I’ve really got to pull through this thing until I get to NYU. If I’m the only one in my immediate household who believes I can recover, then I need to get away from their negativity. My parents are thinking small, Future Sam. Mom’s asking the doctor about “in-house nurse” options and prescription plans. They’re preparing for the worst. As Mr. Chomsky says, optimism yields responsibility. I’m not delusional: I know I’m sick. But I’m not going to set myself up for failure.

I’m going to ace everything, win the tournament, go to New York, and figure it out from there.

And you’ve got to help me.





THE REVENGE OF COOPER LIND


Our Lady of Perpetual Help is in Bradford, just a thirty-minute drive from Hanover, in one of the flatter parts of the Upper Valley. It’s angular and beautiful and white, like most of its parishioners. There, on this very night, Harry declared himself a soldier for Christ for the rest of his life, which makes a lot of sense for a thirteen-year-old to decide (not).

Especially a thirteen-year-old who chose Saint James (aka Santiago) as his patron saint because Santiago is the main character from Rainbow Six, a tactical shooter game. So Christlike.

Little Taylor Lind took her place next to him on the velvet kneeling-thing for the sacraments ceremony, her flaxen strands bundled into a delicate ponytail next to Harrison’s curls, side by side, on the fringes near the shelf full of Virgin Mary candles, just like her brother, Cooper, and me five years ago. As I watched Father Frank touch the ceremonial cheeks of all the tween St. Cecilias and St. Patricks, confirming their Catholichood, Mom reached for my hand and squeezed.

It made me think of my own confirmation—

I had worn one of Mom’s old dresses from when she was a teen in the ’90s, lime green, short, collared, and patterned with daisies. My hair was peeking out of several randomly placed metal clips. My old glasses sat low on my nose, the ones with the rectangular frames that were too small for my round face and made my eyeballs bulge.

Cooper had chosen St. Anthony of Padua because it was the first name of a list of suggested patron saints.

I had chosen St. Joan of Arc because duh.

I was beginning to wonder which saints Bette and Davy would pick when it became their turn, and suddenly the hymn version of “Bless Us, O Lord” sounded from the enormous pipe organ from the corner, and I could see my dad standing in the front row with all the other sponsors, a blazer over his City of Lebanon employee shirt, and all the what-ifs from the doctors began to float in my head, like what if something goes wrong before Bette and Davy even get to this point, and my throat released a tension I didn’t know it had, and the saltwater pooled in my glasses again. I had to bow my head to keep the crying quiet, but the tears just kept coming, so I excused myself to the bathroom, and there in the lobby, speak of the devil and St. Anthony of Padua, was Coop.

Cooper Lind (noun, person): was once practically my brother, but is now more like an estranged brother—no, more like just a regular neighbor. Adonis with a perpetual windburn.
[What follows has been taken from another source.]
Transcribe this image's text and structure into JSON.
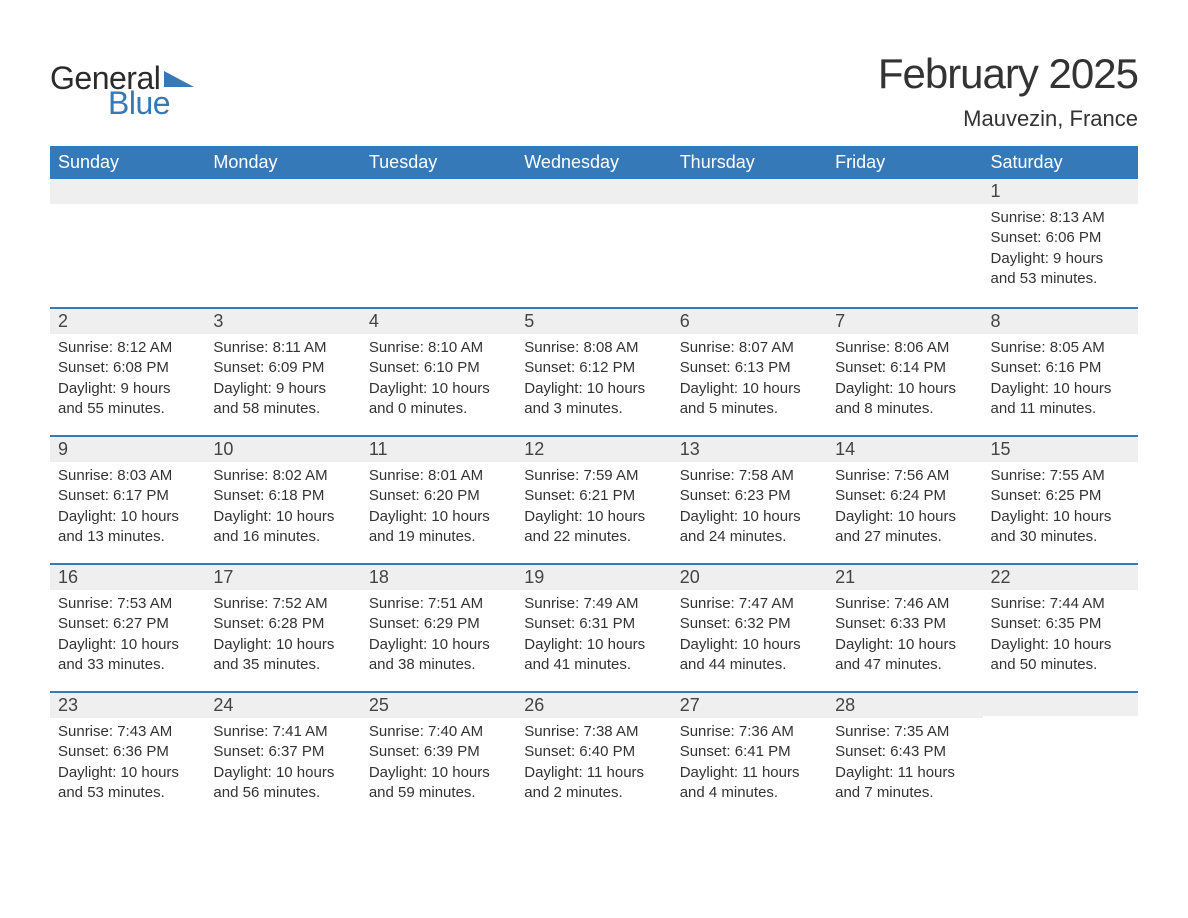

Find him on the other side of our mountain, in a cloud of weed smoke, or in bed with any given female age fifteen to nineteen. Coop is the only other person from Strafford who worked the system and goes to Hanover High, but only because they wanted him to play baseball.

I gave him a cursory nod and brushed past him to the bathroom, got rid of the last gut heaves, and washed my face.
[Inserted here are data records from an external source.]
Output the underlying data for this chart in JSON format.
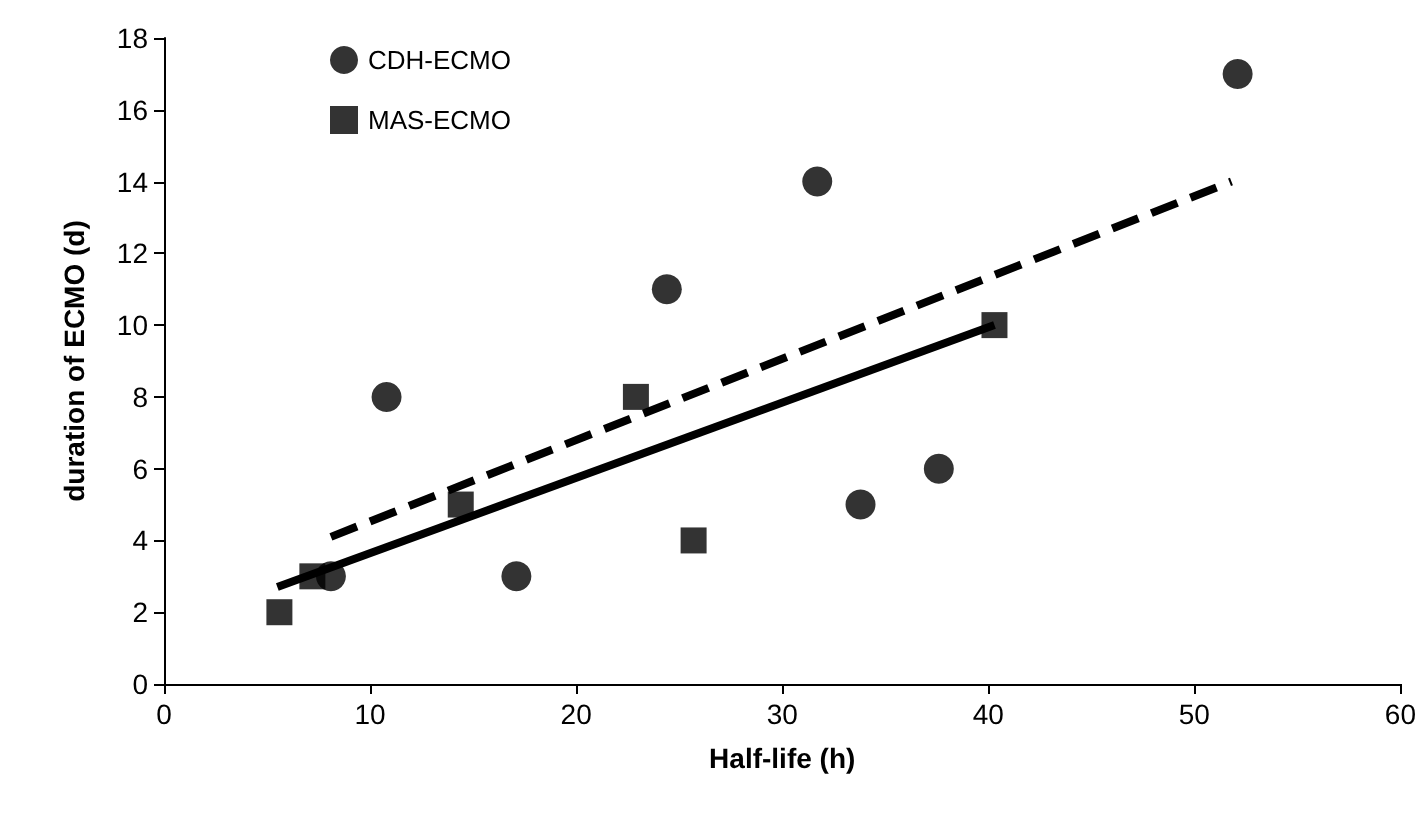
{
  "chart_data": {
    "type": "scatter",
    "xlabel": "Half-life (h)",
    "ylabel": "duration of ECMO (d)",
    "xlim": [
      0,
      60
    ],
    "xticks": [
      0,
      10,
      20,
      30,
      40,
      50,
      60
    ],
    "ylim": [
      0,
      18
    ],
    "yticks": [
      0,
      2,
      4,
      6,
      8,
      10,
      12,
      14,
      16,
      18
    ],
    "grid": false,
    "legend": "top left",
    "series": [
      {
        "name": "CDH-ECMO",
        "color": "#000000",
        "marker": "circle",
        "x": [
          8.1,
          10.8,
          17.1,
          24.4,
          31.7,
          33.8,
          37.6,
          52.1
        ],
        "values": [
          3,
          8,
          3,
          11,
          14,
          5,
          6,
          17
        ]
      },
      {
        "name": "MAS-ECMO",
        "color": "#000000",
        "marker": "square",
        "x": [
          5.6,
          7.2,
          14.4,
          22.9,
          25.7,
          40.3
        ],
        "values": [
          2,
          3,
          5,
          8,
          4,
          10
        ]
      },
      {
        "type": "line",
        "color": "#000000",
        "line_style": "dashed",
        "marker": "none",
        "x": [
          8.1,
          51.8
        ],
        "values": [
          4.1,
          14.0
        ]
      },
      {
        "type": "line",
        "color": "#000000",
        "line_style": "solid",
        "marker": "none",
        "x": [
          5.5,
          40.3
        ],
        "values": [
          2.7,
          10.0
        ]
      }
    ]
  }
}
When we first went to Hanover, Coop and I carpooled together, clean and prepared and nervous out of our goddamn minds, sitting side by side in his mom’s car, and I don’t know. Something happened, gradually, and all at once. Maybe we had nothing in common besides the imaginary games we used to make up about magic. Maybe we grew apart because Coop pushed out long, muscular legs from where his chubby Band-Aid-covered knees used to be, and broad shoulders came out of his Batman shirt, and cheekbones poked out of his cheeks, and none of that growing ever happened to me. I was too weird and ugly to be around him, a little scrub bush to his mighty oak. Coop became a star pitcher and made friends with the popular kids; I became a debater and made friends with no one. It was meant to be, probably. I used to read fantasy books during his Little League games.